Hampsten had won the overall Giro d'Italia in the month prior to the Tour – the first American, and in fact non-European, Giro winner, and only the second American Grand Tour winner after La Vie Claire teammate Greg Lemond's 1986 Tour victory. Hampsten then went into the 1988 Tour as one of the favourites, but could 'only' finish 15th in a race won by Spain's Pedro Delgado
Hampsten joined US team 7-Eleven from La Vie Claire for the 1987 season, having already ridden for them on a special 30-day contract at the 1985 Giro. He spent eight seasons with the team as it morphed into Motorola in 1990, before moving on to Banesto for the 1995 season, and then ended his pro career following a year with the nascent US Postal team in 1996.
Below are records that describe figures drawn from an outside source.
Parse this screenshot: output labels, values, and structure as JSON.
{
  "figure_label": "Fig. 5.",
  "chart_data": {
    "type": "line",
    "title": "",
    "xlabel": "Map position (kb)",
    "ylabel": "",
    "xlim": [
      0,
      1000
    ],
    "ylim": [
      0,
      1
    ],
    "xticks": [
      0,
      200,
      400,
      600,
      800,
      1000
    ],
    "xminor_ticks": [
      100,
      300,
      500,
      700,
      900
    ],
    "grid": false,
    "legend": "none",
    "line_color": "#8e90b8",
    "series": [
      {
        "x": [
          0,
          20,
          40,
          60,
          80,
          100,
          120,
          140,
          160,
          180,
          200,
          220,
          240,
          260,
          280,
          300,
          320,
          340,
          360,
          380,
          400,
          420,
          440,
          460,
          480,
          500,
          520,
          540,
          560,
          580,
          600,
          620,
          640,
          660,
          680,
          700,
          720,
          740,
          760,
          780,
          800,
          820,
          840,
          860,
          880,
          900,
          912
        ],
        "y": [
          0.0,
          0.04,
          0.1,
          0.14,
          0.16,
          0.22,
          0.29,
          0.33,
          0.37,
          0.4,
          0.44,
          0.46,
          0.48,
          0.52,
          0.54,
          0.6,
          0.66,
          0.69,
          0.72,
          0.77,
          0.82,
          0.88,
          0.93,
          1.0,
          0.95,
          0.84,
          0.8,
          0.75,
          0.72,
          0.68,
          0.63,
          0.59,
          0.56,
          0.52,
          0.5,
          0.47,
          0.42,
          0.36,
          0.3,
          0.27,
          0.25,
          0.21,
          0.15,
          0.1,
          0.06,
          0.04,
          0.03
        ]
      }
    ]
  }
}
More, even, than his overall 1988 Giro victory, Hampsten is best remembered for his race-winning move on the climb of the Passo di Gavia in stage 14's freezing, blizzard-like conditions (see video below). Although he didn't take the stage – many forget that it was actually won by Panasonic's Erik Breukink – Hampsten distanced his rivals to take the pink leader's jersey, which he then held all the way to the finish, a week later, in Vittorio Veneto, beating Breukink by 1:43 and Switzerland's Urs Zimmermann by 2:45.
Hampsten then had a strong 7-Eleven team built around him for the 1988 Tour, which included US road race champion Ron Kiefel, young Mexican climber Raul Alcala, Norwegian star Dag Otto Lauritzen, with sprinter and two-time Tour stage winner Davis Phinney also on the squad.
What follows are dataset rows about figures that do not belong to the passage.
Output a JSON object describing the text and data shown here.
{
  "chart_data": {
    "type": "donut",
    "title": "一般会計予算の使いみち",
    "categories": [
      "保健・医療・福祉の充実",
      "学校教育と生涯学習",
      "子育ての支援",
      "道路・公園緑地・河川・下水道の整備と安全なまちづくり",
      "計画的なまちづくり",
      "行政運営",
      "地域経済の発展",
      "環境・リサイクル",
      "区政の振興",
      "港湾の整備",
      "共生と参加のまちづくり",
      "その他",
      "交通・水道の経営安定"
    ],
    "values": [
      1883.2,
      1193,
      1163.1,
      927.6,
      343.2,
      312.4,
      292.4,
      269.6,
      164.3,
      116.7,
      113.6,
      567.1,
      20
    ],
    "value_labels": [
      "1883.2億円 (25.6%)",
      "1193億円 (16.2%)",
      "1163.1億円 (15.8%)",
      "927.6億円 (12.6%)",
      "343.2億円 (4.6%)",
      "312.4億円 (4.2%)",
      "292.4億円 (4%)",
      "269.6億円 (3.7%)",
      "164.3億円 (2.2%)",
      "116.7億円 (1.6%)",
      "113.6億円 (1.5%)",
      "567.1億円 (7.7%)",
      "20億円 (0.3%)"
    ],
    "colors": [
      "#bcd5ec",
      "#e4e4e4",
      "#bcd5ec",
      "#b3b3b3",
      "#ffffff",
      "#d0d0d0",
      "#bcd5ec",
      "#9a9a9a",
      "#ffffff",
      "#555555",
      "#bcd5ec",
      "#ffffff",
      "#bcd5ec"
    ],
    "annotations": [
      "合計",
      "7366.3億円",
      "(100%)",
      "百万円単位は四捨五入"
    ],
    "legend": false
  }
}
This jersey, manufactured by Descente, and boasting the logos of main sponsor 7-Eleven and co-sponsor Hoonved – an Italian industrial dishwashing-machine company – was, according to the seller, signed by Hampsten when he was inducted into the US Cycling Hall of Fame, and gives details of its previous owner, which all sounds pretty legitimate to us.
Also pictured in the listing, although seemingly not for sale, are 7-Eleven's Canadian rider Steve Bauer's 1990 Tour yellow jersey – which he wore for eight stages that year having been part of a four-man breakaway on the opening road stage that finished with an advantage of 10:35 over the peloton – and two other 7-Eleven jerseys.
The one on the bottom right appears to be – thanks to a little digging on the Memoire-du-cyclisme.eu website – from the 1989 Tour de France, when the team enjoyed special co-sponsorship from American Airlines, while the jersey on the bottom left seems to be from the 1990 season.
The two signed garments – Hampsten's Tour jersey and Bauer's yellow jersey – are the pick of the bunch, though. Stump up US$425 (£340) for the former – and it will come unframed, the seller points out – and it's yours.
As this is a collector's item there is a good chance that the jersey will get snapped up quickly, in the event it sells have found these alternatives to satisfy your 7Eleven 80's kit craving.
The same seller as the jersey above has an unworn 1989 7-Eleven Cycling Team Issue Wool Jersey from Jeff Pierce. There is another 7-Eleven cycling team issued wool jersey that claims to have been worn by Bob "Bobke" Roll around the same time.